Gradient recalled echo (GRE) imaging is the conventional way to detect hemorrhage in CAA, however SWI is a much more sensitive technique that can reveal many micro-hemorrhages that are missed on GRE images. A conventional gradient echo T2*-weighted image (left, TE=20 ms) shows some low-signal foci associated with CAA. On the other hand, an SWI image (center, with a resolution of 0.5 mm x 0.5 mm x 2.0 mm, projected over 8mm) shows many more associated low-signal foci. Phase images were used to enhance the effect of the local hemosiderin build-up.

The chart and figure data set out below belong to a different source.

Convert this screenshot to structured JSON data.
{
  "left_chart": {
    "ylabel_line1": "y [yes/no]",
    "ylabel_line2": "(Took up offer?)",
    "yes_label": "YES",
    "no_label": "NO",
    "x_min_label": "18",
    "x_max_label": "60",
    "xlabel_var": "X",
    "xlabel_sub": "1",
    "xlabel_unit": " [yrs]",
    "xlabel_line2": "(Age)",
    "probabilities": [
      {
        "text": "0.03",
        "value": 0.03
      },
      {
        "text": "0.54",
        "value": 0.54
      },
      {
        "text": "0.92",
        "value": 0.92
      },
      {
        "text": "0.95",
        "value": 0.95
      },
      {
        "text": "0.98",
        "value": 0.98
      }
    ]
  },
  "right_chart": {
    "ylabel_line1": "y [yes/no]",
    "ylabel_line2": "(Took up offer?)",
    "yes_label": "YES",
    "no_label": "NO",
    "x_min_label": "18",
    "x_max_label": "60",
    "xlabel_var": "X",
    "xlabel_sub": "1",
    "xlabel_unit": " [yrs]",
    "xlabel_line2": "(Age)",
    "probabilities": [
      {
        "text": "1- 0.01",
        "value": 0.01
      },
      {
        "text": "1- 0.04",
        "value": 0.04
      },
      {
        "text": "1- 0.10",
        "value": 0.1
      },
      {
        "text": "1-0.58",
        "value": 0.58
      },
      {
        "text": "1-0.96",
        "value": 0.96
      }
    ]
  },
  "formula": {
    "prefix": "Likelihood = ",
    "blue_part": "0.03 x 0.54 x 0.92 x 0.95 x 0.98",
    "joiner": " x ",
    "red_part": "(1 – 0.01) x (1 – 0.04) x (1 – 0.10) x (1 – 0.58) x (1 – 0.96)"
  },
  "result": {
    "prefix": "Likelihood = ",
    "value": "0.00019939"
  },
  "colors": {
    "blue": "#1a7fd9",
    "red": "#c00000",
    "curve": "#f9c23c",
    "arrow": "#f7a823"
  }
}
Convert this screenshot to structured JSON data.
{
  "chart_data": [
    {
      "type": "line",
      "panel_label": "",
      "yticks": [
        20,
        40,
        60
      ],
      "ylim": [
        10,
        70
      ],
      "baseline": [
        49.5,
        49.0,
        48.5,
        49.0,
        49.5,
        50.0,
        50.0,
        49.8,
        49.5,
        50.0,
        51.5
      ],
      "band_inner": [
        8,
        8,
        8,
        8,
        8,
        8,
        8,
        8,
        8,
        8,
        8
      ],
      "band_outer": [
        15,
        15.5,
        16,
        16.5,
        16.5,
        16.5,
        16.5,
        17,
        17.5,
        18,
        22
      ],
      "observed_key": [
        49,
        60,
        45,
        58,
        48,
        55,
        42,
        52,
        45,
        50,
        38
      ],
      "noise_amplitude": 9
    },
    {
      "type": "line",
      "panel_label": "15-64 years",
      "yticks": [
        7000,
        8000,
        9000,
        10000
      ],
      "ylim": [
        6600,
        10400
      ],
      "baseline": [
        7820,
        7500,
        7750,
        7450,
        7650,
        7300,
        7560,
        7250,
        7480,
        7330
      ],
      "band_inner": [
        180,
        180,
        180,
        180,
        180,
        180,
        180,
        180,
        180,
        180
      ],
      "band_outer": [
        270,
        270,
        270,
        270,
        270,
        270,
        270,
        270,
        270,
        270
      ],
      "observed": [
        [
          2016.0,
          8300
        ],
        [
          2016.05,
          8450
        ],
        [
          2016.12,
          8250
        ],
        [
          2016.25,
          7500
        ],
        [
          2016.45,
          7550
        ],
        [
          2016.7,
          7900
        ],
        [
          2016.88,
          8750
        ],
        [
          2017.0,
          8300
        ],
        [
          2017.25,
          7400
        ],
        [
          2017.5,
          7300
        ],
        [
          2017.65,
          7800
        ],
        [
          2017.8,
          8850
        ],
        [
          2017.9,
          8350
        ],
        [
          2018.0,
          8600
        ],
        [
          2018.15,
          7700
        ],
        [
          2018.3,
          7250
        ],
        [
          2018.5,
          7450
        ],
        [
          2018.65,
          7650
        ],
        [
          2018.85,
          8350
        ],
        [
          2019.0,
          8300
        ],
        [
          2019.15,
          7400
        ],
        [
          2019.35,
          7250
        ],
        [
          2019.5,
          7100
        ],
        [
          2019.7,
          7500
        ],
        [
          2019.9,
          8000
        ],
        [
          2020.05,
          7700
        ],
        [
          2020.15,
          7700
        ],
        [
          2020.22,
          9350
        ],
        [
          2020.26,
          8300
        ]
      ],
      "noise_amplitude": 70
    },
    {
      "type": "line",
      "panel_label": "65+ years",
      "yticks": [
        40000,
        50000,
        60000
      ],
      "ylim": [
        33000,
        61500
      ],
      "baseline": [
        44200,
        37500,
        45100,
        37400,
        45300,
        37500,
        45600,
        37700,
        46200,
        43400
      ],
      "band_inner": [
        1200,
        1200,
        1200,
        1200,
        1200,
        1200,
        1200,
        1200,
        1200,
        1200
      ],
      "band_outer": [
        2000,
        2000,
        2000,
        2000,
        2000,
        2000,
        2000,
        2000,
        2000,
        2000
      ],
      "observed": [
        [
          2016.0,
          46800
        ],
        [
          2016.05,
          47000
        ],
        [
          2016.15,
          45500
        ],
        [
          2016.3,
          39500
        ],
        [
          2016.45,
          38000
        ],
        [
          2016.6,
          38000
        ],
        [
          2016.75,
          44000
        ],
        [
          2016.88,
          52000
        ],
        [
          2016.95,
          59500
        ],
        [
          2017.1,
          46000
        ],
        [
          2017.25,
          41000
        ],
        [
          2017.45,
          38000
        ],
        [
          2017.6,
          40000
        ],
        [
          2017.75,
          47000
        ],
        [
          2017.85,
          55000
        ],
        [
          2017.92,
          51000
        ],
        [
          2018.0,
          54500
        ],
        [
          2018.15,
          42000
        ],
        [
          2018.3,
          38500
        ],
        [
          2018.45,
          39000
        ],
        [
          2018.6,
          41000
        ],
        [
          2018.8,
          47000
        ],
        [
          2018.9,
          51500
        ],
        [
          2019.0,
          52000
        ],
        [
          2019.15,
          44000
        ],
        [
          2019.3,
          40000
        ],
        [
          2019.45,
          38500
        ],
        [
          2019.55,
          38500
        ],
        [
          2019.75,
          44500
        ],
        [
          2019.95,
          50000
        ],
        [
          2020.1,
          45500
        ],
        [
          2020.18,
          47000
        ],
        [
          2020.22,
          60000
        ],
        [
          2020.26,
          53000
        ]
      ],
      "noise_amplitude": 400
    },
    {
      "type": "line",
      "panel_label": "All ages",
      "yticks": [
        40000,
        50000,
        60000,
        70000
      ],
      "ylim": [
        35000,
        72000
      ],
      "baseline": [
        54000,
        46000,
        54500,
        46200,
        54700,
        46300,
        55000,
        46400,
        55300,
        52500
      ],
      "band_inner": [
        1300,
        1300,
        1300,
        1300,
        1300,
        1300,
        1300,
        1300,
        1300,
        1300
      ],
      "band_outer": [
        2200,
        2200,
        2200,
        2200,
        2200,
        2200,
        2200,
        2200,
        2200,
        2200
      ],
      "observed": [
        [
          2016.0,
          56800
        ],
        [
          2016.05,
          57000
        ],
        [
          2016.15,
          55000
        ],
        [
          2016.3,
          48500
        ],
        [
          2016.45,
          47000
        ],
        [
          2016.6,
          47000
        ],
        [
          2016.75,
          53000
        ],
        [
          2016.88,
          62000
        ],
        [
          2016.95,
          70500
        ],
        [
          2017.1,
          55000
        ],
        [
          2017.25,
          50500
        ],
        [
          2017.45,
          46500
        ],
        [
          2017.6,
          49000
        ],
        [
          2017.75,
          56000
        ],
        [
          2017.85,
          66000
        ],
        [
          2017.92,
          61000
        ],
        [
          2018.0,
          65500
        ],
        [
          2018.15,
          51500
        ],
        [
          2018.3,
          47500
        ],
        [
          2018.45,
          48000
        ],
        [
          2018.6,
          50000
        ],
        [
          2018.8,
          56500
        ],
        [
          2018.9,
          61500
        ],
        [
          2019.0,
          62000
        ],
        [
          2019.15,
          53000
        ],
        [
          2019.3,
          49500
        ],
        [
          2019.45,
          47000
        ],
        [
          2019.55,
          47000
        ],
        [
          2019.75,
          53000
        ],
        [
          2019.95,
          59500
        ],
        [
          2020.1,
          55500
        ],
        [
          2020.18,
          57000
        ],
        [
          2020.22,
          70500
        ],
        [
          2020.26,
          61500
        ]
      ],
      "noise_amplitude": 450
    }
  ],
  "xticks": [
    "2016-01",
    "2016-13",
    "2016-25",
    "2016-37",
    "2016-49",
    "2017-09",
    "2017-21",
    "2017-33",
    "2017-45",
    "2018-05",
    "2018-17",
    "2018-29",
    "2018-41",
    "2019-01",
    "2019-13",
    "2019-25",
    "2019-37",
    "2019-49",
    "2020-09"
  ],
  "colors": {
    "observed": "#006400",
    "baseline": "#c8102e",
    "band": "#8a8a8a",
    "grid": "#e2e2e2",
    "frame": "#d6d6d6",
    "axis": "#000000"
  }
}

An example phase image (right) with yet higher resolution of 0.25 mm x 0.25 mm x 2.0 mm shows a clear ability to localize multiple CAA-associated foci.

===Pneumocephalus===
Recent studies suggest that SWI might be suitable for monitorizing neurosurgical patients recovering from Pneumocephalus, as air can be easily detected with SWI.

==High field SWI==
SWI is uniquely suited to take advantage of higher field systems, as the contrast in the phase image is linearly proportional to echo time (TE) and field strength. Higher fields thus allow shorter echo times without a loss of contrast which can reduce scan time and motion related artifacts. The high signal-to-noise available at higher fields also increases scan quality and allows for higher resolution scans.